O intelectual não costuma ser cobrado por seus pares e restrições que
se aplicam à maioria dos campos normalmente estão ausentes nessa área.
Outro
aspecto interessante que Sowell mostra é como intelectuais ganham
notoriedade por visões políticas e ideológicas, mesmo quando a fonte de
sua expertise é bem diferente. Bertrand Russell tinha tratados
interessantes sobre a matemática, mas isso não tinha nada a ver com a
reverência que ele recebia como intelectual público, dando palpites
sobre desarmamento global ou cristianismo. George Bernard Shaw era
poeta, mas sua fama de intelectual veio de sua defesa do socialismo, e o
fato de ele defender ditaduras de forma explícita nunca arranhou sua
imagem perante seu público. Noam Chomsky se destacou como linguista, mas
a bajulação a ele vinha de seu papel como intelectual “anarquista”,
demonizando o sistema capitalista norte-americano.
Eis,
então, o erro fatal dos intelectuais: assumir que sua habilidade
superior dentro de uma área particular pode ser generalizada como uma
sabedoria superior ou uma moralidade superior. Eles ignoram a falta de
elo entre as duas coisas, assim como o fato de que há mais sabedoria na
população em geral do que num indivíduo qualquer, por mais inteligente
que ele seja. O conhecimento total, portanto, supera aquele das elites
intelectuais, mesmo que cada indivíduo escolhido aleatoriamente entre
grandes grupos tenha apenas fragmentos inexpressivos desse conhecimento.
Os
intelectuais, de forma arrogante, partem da premissa implícita de que o
conhecimento já está concentrado em pessoas como eles, e que por isso
mesmo o processo decisório também deveria estar concentrado nessa elite
“iluminada” que saberá tomar as melhores decisões pelo povo. O movimento
“progressista” norte-americano sempre teve como pilar essa visão
elitista e arrogante, que leva facilmente para o desprezo da democracia e
da economia de mercado, e enxerga no “rei-filósofo” um caminho melhor
para administrar a coisa pública.
Esses
“experts” assumem também uma visão utópica de que serão sempre
“desapaixonados”, ou seja, agirão somente com base no bem geral e não no
interesse egoísta, que são incorruptíveis e sem nenhum viés. Eis uma
crença que não resiste a qualquer escrutínio empírico, mas que sobrevive
em círculos intelectuais como premissa verdadeira, ou seja, sem nenhum
escrutínio sincero. Afinal, sem tal premissa, toda a defesa dessa
“engenharia social” com poder concentrado nos “iluminados” vai para o
espaço.
Os
intelectuais gostam muito de falar em nome da razão, mas o uso adequado
da razão leva à conclusão acerca de seus próprios limites. As leis, por
exemplo, são muitas vezes fruto da experiência passada, não da lógica.

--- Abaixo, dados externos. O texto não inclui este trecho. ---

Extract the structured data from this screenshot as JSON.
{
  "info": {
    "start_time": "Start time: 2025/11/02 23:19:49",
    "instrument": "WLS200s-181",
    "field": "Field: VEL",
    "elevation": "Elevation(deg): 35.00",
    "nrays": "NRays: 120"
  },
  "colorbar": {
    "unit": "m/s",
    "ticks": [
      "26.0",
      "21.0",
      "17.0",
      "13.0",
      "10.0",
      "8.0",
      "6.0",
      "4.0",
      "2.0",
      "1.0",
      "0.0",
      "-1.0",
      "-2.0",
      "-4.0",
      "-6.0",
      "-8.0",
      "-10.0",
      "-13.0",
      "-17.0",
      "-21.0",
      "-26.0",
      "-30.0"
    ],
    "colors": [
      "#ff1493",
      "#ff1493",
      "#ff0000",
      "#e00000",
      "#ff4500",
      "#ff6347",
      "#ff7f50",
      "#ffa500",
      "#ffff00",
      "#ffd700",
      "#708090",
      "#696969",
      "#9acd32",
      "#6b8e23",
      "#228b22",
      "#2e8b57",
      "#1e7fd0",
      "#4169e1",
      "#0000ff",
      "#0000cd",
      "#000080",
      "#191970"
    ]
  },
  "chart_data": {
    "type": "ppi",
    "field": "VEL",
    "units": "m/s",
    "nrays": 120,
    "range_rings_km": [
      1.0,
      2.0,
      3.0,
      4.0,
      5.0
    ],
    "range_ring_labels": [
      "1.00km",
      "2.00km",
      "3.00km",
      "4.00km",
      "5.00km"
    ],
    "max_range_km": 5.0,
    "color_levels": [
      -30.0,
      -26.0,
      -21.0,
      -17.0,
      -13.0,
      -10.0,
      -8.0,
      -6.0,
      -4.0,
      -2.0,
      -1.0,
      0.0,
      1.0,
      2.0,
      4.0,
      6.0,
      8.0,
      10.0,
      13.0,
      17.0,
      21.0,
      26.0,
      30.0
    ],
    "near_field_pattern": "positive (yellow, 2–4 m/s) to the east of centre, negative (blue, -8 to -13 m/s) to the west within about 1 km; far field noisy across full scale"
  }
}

Mas esses intelectuais se recusam a admitir isso, preferem flertar com
abstrações racionalistas e desprezar as tradições e os tabus. Sowell
entra em várias áreas para ilustrar as incríveis falácias repetidas por
intelectuais, como na economia, no direito, na sociologia, na imprensa e
na geopolítica. Cada capítulo é riquíssimo em casos bizarros de erros
grosseiros causados por essa típica arrogância intelectual.
Mas
é muito difícil persuadir tais intelectuais de seus graves equívocos,
pois uma das violações mais comuns dos padrões intelectuais é a prática
de atribuir às emoções as divergências de opinião. Assim, alguém pensa
diferente porque é racista, machista, homofóbico ou xenófobo, e o
intelectual não precisa mais rebater os argumentos contrários. E, como
essa visão é predominante na mídia também, a visão dos intelectuais
acaba sendo a dominante e influenciando bastante o mundo.
Nem
quando os reis tinham direitos divinos havia essa presunção de que uma
elite tem o direito de guiar todos os demais, basicamente por meio da
expansão de poder estatal. E essa visão dos “ungidos” não é apenas uma
visão da sociedade; é também uma visão autocongratulatória dos próprios
“ungidos”, que dificilmente vão abrir mão dela já que, com isso, podem
se sentir totalmente especiais.
Talvez
o que mais falte a esses intelectuais é humildade, é a capacidade de se
enxergar como alguém inteligente, de destaque em certa área do saber,
mas não como um guia moral para as massas, não como alguém cuja missão é
“empurrar a história” na direção “certa”.